7. ‘O Mosey Quince’ by Geoffrey Chaucer
“O mosy quince, hangyng by your stalke,
The whyche no man dar pluk away ner take,
Of all the folk that passe forby or walke,
Your flowres fresshe be fallyn away and shake”

brit quince.pngPhoto by barockschloss/Flickr

Naughty Chaucer and his anthropomorphised quinces, “enbolned lyke a melow costard, Colour of orenge your brestys satournad.” If his sexual technique is anything like his literary one, we should indeed envy his partners. I studied The Millers Tale at ‘A’ Level in school, and like the rest of the 16-year olds in my class, laughed riotously over tales of hot pokers up bums and cuckolding. I wish I had encountered this poem earlier because ribaldry aside, “O Mosey Quince” is a beautiful example of Chaucer’s warm wit, melodic timing and acute powers of observation.
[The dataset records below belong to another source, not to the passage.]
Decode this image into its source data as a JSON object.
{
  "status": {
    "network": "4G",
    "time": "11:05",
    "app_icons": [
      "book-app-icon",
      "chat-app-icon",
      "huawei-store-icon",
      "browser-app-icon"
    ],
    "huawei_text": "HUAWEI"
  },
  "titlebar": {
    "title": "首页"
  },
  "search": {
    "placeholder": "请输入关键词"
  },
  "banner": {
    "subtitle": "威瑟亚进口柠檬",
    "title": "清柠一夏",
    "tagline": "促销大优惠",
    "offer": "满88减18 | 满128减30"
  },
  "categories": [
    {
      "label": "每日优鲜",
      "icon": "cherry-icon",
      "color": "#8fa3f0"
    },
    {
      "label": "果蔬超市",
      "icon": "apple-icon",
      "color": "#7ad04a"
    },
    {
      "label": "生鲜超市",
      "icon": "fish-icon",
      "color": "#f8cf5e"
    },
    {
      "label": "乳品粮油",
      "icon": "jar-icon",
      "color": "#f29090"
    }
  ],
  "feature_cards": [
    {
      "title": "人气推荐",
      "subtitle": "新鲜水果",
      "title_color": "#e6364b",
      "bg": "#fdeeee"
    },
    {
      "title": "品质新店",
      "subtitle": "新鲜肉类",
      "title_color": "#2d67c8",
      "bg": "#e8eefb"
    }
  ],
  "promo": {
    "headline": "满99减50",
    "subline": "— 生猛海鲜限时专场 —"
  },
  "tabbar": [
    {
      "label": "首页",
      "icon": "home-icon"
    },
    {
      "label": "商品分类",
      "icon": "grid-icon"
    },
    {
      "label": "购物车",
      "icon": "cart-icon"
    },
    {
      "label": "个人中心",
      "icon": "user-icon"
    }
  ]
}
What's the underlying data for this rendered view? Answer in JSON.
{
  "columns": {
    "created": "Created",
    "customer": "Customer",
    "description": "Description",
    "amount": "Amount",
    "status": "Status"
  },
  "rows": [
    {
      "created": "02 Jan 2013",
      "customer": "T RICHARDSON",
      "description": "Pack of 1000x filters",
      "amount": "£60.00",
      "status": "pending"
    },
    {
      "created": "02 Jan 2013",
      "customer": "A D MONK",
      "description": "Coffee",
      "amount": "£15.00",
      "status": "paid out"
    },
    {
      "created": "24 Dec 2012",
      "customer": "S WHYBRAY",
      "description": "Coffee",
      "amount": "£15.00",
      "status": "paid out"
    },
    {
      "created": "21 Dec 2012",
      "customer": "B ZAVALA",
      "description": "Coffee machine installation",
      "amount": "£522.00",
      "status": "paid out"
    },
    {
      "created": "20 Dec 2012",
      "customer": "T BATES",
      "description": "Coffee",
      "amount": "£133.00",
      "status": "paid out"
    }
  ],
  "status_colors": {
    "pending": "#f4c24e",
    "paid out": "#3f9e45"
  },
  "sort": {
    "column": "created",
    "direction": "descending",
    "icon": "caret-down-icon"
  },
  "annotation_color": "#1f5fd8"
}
Its subject is an exceedingly well-travelled fruit, native to the Caucasus between Persia and Turkmenistan and then spreading in cultivation to the eastern Mediterranean basin.

Quince is rosy of rump, covered in fuzz and often sourly inedible until cooked although some varieties can be eaten from the tree. The ancient Greeks associated them with fertility, love and marriage, and offered slices of the fruit to the bride to sweeten her breath before she entered her marital chambers (although oddly they didn’t seem to believe that the groom’s breath required any enhancement at all). The Greeks baked wedding feast cakes along with honey and sesame seeds as a symbol of enduring commitment— another British poet, Edward Lear, also knew of this. He celebrated the quince in his poem, “The Owl and the Pussycat,” where the owl and the cat dined upon a meal of honey, mince and quince. Replete and imbued with romance and the desire for marital bliss, escape, and adventure, they danced on the sands, beneath the light of a silvery moon.